SEKTE KHAWARIJ
Khawarij merupakan salah satu nama
aliran teologi yang awal kemunculannya pada masa pemerintahan Sayyidina Ali
Karramallahu Wajhah. Sebelumnya kelompok ini merupakan simpatisan Sayyidina
Ali, namun kemudian membangkang sebab beliau menerima tahkim (sebuah metode
penyelesaian sengketa) yang diajukan oleh Sayyidina Muawiyah Radhiyallahu
‘anhu. Al-Allamah Abul Fadhal Senori menjelaskan dalam kitab beliau Al-Kawakib
Al-Lamma’ah :
. ثُمَّ
لَمَّا صَارَتْ إِلَى عَلِيٍّ كَرَّمَ اللهُ وَجْهَهُ اِشْتَدَّ ظُهُوْرًا،
فَحِيْنَئِذِ تَفَرَّقَ النَّاسُ، وَاخْتَلَفَ آرَاؤُهُمْ، وَتَشَعَّبَتْ
أَهْوَاؤُهُمْ، وَخَرَجَتْ طَائِفَةٌ مِنْ طَاعَتِهِ،
وَنَصَبُوْا لَهُ رَايَةَ الخِلاَفِ، وَنَاجَزُوْهُ بِالقِتَالِ، فَسُمِّيَ
هَؤُلاَءِ بِالخَوَارِجِ. وَيَبْقَى هَذَا الإِسْمُ لِمَنْ سَلَكَ مَسْلَكَهُمْ
وَرَأَى رَأْيَهُمْ.
Baru
setelah Ali Semoga Allah meridhainya diangkat sebagai khalifah, fitnah itu
semakin membesar.

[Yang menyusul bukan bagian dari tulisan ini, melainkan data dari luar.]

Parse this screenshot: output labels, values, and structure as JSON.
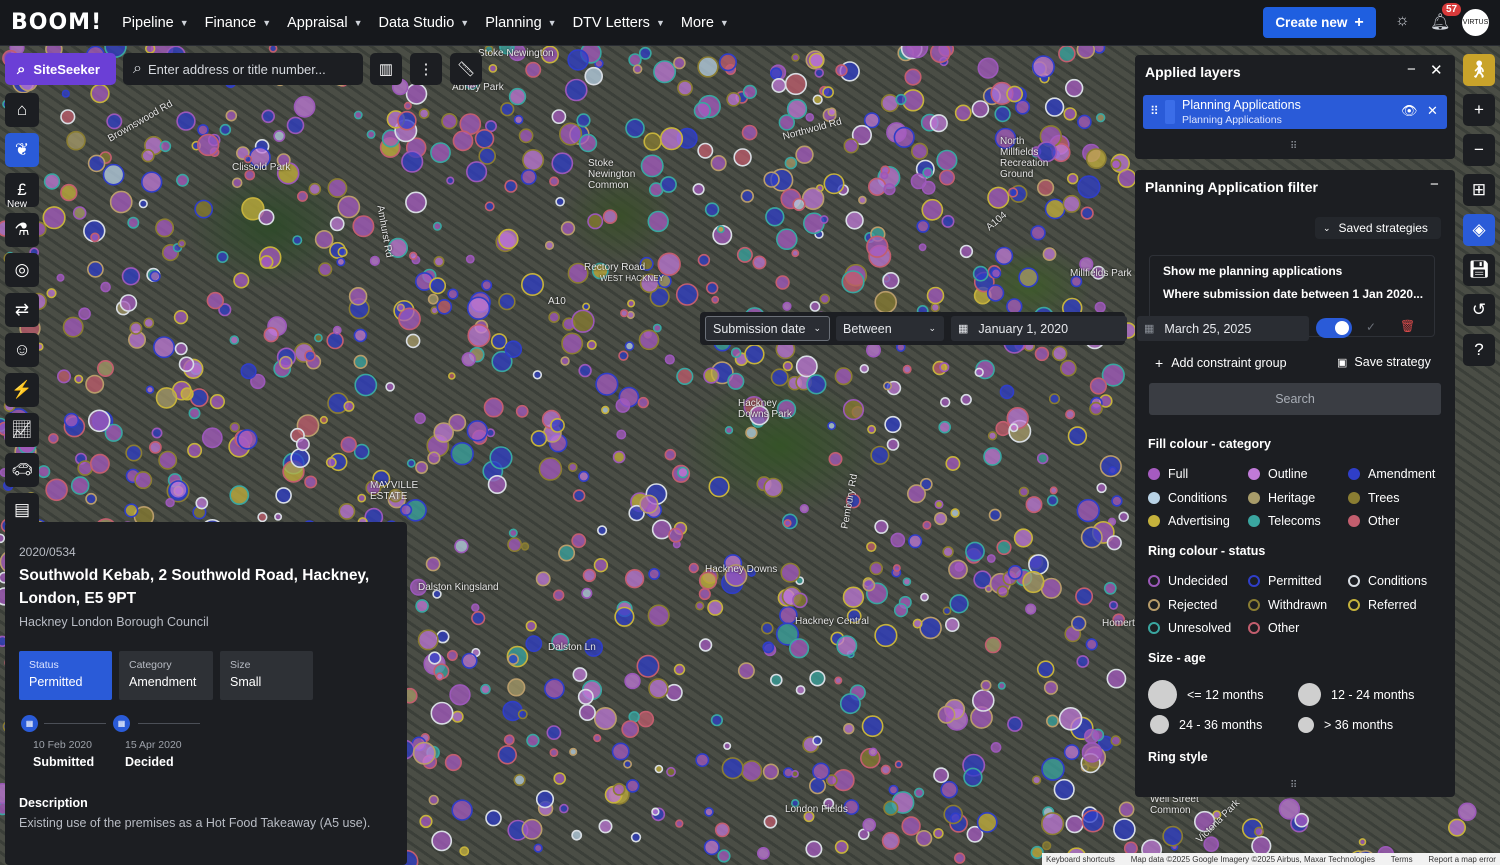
{
  "app": {
    "logo": "BOOM!"
  },
  "nav": [
    {
      "label": "Pipeline"
    },
    {
      "label": "Finance"
    },
    {
      "label": "Appraisal"
    },
    {
      "label": "Data Studio"
    },
    {
      "label": "Planning"
    },
    {
      "label": "DTV Letters"
    },
    {
      "label": "More"
    }
  ],
  "header": {
    "create_label": "Create new",
    "notifications_count": "57",
    "avatar_text": "VIRTUS"
  },
  "toolbar": {
    "siteseeker_label": "SiteSeeker",
    "search_placeholder": "Enter address or title number..."
  },
  "left_rail": {
    "new_label": "New"
  },
  "map_labels": [
    "Stoke Newington",
    "Abney Park",
    "Clissold Park",
    "Stoke Newington Common",
    "North Millfields Recreation Ground",
    "Rectory Road",
    "WEST HACKNEY",
    "Millfields Park",
    "Hackney Downs Park",
    "MAYVILLE ESTATE",
    "Dalston Kingsland",
    "Dalston Ln",
    "Hackney Downs",
    "Hackney Central",
    "London Fields",
    "Well Street Common",
    "Northwold Rd",
    "Brownswood Rd",
    "A10",
    "A104",
    "Amhurst Rd",
    "Pembury Rd",
    "Homerton",
    "Victoria Park"
  ],
  "layers_panel": {
    "title": "Applied layers",
    "layer": {
      "name": "Planning Applications",
      "subtitle": "Planning Applications"
    }
  },
  "filter_panel": {
    "title": "Planning Application filter",
    "saved_strategies": "Saved strategies",
    "show_me": "Show me planning applications",
    "where": "Where submission date between 1 Jan 2020...",
    "constraint": {
      "field": "Submission date",
      "operator": "Between",
      "from": "January 1, 2020",
      "to": "March 25, 2025"
    },
    "add_constraint": "Add constraint group",
    "save_strategy": "Save strategy",
    "search": "Search",
    "fill_title": "Fill colour - category",
    "fill": [
      {
        "label": "Full",
        "color": "#a65bc0"
      },
      {
        "label": "Outline",
        "color": "#c07ad8"
      },
      {
        "label": "Amendment",
        "color": "#2f3ec8"
      },
      {
        "label": "Conditions",
        "color": "#b9d3e6"
      },
      {
        "label": "Heritage",
        "color": "#a89c6a"
      },
      {
        "label": "Trees",
        "color": "#8a7d32"
      },
      {
        "label": "Advertising",
        "color": "#c5b23c"
      },
      {
        "label": "Telecoms",
        "color": "#3aa6a0"
      },
      {
        "label": "Other",
        "color": "#c25e6e"
      }
    ],
    "ring_title": "Ring colour - status",
    "ring": [
      {
        "label": "Undecided",
        "color": "#9b58b8"
      },
      {
        "label": "Permitted",
        "color": "#2f3ec8"
      },
      {
        "label": "Conditions",
        "color": "#d8dde3"
      },
      {
        "label": "Rejected",
        "color": "#b89c6a"
      },
      {
        "label": "Withdrawn",
        "color": "#8a7d32"
      },
      {
        "label": "Referred",
        "color": "#c5b23c"
      },
      {
        "label": "Unresolved",
        "color": "#3aa6a0"
      },
      {
        "label": "Other",
        "color": "#c25e6e"
      }
    ],
    "size_title": "Size - age",
    "sizes": [
      {
        "label": "<= 12 months"
      },
      {
        "label": "12 - 24 months"
      },
      {
        "label": "24 - 36 months"
      },
      {
        "label": "> 36 months"
      }
    ],
    "ring_style_title": "Ring style"
  },
  "info_card": {
    "ref": "2020/0534",
    "address": "Southwold Kebab, 2 Southwold Road, Hackney, London, E5 9PT",
    "council": "Hackney London Borough Council",
    "chips": [
      {
        "key": "Status",
        "value": "Permitted"
      },
      {
        "key": "Category",
        "value": "Amendment"
      },
      {
        "key": "Size",
        "value": "Small"
      }
    ],
    "timeline": [
      {
        "date": "10 Feb 2020",
        "label": "Submitted"
      },
      {
        "date": "15 Apr 2020",
        "label": "Decided"
      }
    ],
    "description_title": "Description",
    "description": "Existing use of the premises as a Hot Food Takeaway (A5 use)."
  },
  "attribution": {
    "left": "Keyboard shortcuts",
    "middle": "Map data ©2025 Google Imagery ©2025 Airbus, Maxar Technologies",
    "terms": "Terms",
    "report": "Report a map error"
  }
}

Sehingga umat islam tepecah belah, berselisih paham, serta
keinginan mereka tercerai- berai. Sekelompok orang keluar dari barisan Ali,
mengibarkan panji-panji pembangkangan bahkan memeranginya, maka mereka disebut
dengan Khawarij. Nama ini terus berlaku bagi mereka yang mengikuti jalan
Khawarij dan sependapat dengan mereka.
Kelompok
yang secara historis berangkat dari sebuah perbedaan pandangan politik namun
berkembang menjadi sekte yang memiliki keyakinan dan praktik khas. Al-Imam
Al-Syahrastani memberikan definisi yang lebih umum lagi mengenai definisi dari
aliran tersebut dalam kitabnya yang fenomenal yakni Al-Milal Wa Al-Nihal Juz 1
hlm 114:
كل من خرج على
الإمام الحق الذي اتفقت الجماعة عليه يسمى خارجيا، سواء كان الخروج في أيام
الصحابة على الأئمة الراشدين؛ أو كان بعدهم على التابعين بإحسان، والأئمة في كل
زمان. والمرجئة صنف آخر تكلموا في الإيمان والعمل،
إلا أنهم وافقوا الخوارج في بعض المسائل التي تتعلق بالإمامة. والوعيدية
داخلة في الخوارج، وهم القائلون بتكفير صاحب الكبيرة وتخليده في النار، فذكرنا
مذاهبهم في أثناء مذاهب الخوارج. اعلم أن أول من خرج على أمير المؤمنين علي رضي
الله عنه جماعة ممن كان معه في حرب صفين، وأشدهم خروجا عليه ومروقا من الدين: الأشعث بن قيس
الكندي، ومسعر بن فدكي التميمي، وزيد بن حصين الطائي حين قالوا: للقوم يدعوننا
إلى كتاب الله، وأنت تدعونا إلى السيف! حتى قال: أنا أعلم بما
في كتاب الله! انفروا إلى بقية الأحزاب! انفروا إلى من يقول: كذب الله
ورسوله، وأنتم تقولون: صدق الله
ورسوله. قالوا: لترجعن الأشتر
عن قتال المسلمين، وإلا فعلنا بك مثل ما فعلنا بعثمان، فاضطر إلى رد الأشتر بعد أن
هزم الجمع، وولوا مدبرين وما بقي منهم إلا شرذمة قليلة منهم حشاشة قوة، فامتثل
الأشتر أمره.
Setiap
orang yang memberontak pada Imam
(pemimpin) yang benar dan telah disepakati oleh ummat maka ia disebut Khawarij.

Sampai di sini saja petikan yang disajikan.